Jack Trudeau and Gail Brown laugh
ZACH STAMP: Moving onto the next question, how different is the recruitment industry today for a woman than when you first started your career?
GAIL BROWN: I’ve never sat on the sales side of recruitment. I've always been operations and as I’ve said earlier, from my 18 years, I don’t ever remember in the operational side a very clear male dominated area verses female, so I don’t know if it was different, I’m sure it was different. I do have to say from when I first started in the early 2000s, I don’t remember seeing many women in the sales side of the business. It was never a very male dominated or female dominated side in the operational area, I think it was quite an even split but if I think if I remember back then it definitely was more male.

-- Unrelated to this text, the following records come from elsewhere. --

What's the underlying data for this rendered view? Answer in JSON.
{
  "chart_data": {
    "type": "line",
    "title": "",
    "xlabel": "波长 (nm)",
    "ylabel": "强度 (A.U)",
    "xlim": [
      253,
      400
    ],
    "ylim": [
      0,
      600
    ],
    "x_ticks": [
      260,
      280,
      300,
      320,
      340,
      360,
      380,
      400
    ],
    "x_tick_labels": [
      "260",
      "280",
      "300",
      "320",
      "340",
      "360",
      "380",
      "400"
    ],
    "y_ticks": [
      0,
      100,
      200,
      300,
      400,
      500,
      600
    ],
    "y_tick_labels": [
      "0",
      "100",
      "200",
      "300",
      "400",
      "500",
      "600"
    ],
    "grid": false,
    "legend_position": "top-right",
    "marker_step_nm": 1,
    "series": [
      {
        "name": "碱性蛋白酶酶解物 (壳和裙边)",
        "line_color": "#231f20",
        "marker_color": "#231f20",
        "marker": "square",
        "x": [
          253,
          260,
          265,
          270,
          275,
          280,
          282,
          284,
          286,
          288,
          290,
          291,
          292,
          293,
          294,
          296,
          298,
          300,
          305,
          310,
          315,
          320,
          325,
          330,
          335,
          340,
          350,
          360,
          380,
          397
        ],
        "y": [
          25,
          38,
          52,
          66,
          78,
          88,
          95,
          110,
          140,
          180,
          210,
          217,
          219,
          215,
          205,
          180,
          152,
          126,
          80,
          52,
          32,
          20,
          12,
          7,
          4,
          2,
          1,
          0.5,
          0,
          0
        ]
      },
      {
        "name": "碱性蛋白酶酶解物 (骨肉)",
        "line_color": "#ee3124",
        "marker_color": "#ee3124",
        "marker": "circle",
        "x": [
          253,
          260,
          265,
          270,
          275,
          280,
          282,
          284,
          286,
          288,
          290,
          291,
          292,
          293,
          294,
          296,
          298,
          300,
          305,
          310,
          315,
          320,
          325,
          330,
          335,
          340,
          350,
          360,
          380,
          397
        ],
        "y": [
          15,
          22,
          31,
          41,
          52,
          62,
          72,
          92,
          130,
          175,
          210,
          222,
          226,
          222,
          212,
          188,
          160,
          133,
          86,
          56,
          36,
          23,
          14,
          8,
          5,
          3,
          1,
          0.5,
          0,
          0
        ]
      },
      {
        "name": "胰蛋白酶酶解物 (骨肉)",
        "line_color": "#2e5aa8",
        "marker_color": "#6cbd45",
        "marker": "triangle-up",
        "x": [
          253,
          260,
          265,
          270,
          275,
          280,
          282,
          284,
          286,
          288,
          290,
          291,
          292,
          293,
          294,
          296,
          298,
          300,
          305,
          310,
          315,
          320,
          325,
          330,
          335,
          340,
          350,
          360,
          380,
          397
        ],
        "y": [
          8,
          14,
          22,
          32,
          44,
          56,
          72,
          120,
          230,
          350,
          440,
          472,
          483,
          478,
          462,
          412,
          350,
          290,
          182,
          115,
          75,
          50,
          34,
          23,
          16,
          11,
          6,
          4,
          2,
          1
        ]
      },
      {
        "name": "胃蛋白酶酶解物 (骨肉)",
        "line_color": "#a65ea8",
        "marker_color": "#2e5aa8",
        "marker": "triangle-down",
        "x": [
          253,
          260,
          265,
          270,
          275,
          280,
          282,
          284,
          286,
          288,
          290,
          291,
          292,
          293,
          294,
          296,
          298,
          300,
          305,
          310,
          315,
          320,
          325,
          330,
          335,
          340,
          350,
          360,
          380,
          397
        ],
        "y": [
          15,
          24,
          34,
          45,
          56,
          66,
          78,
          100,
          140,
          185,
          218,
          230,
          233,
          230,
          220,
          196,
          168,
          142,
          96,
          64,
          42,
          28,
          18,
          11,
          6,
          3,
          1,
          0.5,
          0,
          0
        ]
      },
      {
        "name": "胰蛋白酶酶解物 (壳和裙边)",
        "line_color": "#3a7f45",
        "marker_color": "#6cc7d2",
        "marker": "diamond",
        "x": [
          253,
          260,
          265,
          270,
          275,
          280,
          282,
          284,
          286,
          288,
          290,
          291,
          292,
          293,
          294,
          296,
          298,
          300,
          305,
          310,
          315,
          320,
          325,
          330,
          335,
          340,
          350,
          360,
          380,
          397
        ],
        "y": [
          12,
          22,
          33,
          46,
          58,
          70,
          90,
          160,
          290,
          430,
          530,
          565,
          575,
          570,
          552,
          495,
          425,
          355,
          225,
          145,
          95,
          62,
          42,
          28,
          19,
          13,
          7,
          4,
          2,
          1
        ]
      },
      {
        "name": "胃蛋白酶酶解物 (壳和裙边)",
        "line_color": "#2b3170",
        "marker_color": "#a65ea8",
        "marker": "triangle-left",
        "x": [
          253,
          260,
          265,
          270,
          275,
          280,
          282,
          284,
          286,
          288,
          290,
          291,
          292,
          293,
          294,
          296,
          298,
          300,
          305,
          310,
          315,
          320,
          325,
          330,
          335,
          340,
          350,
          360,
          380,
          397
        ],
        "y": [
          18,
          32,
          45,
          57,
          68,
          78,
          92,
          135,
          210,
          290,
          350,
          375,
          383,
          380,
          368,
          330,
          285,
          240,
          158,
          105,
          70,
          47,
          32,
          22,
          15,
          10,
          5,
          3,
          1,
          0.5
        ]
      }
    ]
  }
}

CLARE COOPER: I think more than anything, in the 10 years I’ve been here at Phaidon International, I think the same. I think it is better now obviously, there’s loads more women. I think the biggest change is the change in general within the recruitment industry. Certainly, when we first started, it was a bit like the wild wild west. Being in recruitment had such a bad reputation. I think a lot of our competitors were just complete boys clubs and I think the industry as a whole back 10, 15 years ago wasn’t as professional as it is now. So, I think they’re the biggest changes and I think probably now the industry is more welcoming to females. Let’s face it, I think back then it was probably a bit more boisterous than it is now so that’s the biggest change.
DAWN HAMPTON: I’m laughing because it was brutal. I mean the reality is, 18 years ago it was brutal. I could not wear flat shoes. I had to change my shoes outside the office, not even in the lift because if I got caught changing my shoes into stilettos in the lift, I would have got mugged off just for that. So, I spent most of my evenings, if we went out, in strip clubs and lap dancing bars because that’s where we went, that’s what all the boys wanted to do. This was a long time ago and obviously the world is very different now and things have luckily changed quite dramatically but it was. I was the only girl in an office of 50 blokes at one point. When they rang the bell, they would get all excited like we do now. If I did, it was like silence from all the men. It was literally silence. So, the only way I could deal with that was to absolutely smash them to bits and beat them all until they had to respect me, then they liked me, then they loved me, then they became my best friends. But that was the way to do it, just to be better than all of them which probably spurred me on quite dramatically. It was brutal but it is not like that now. Things are very different, much better, and it was probably a bit brutal for the men as well, you know. If they came in with a little bit of stubble, they were sent down the road to get a razor and they had to make sure they were wearing their ties all the way up.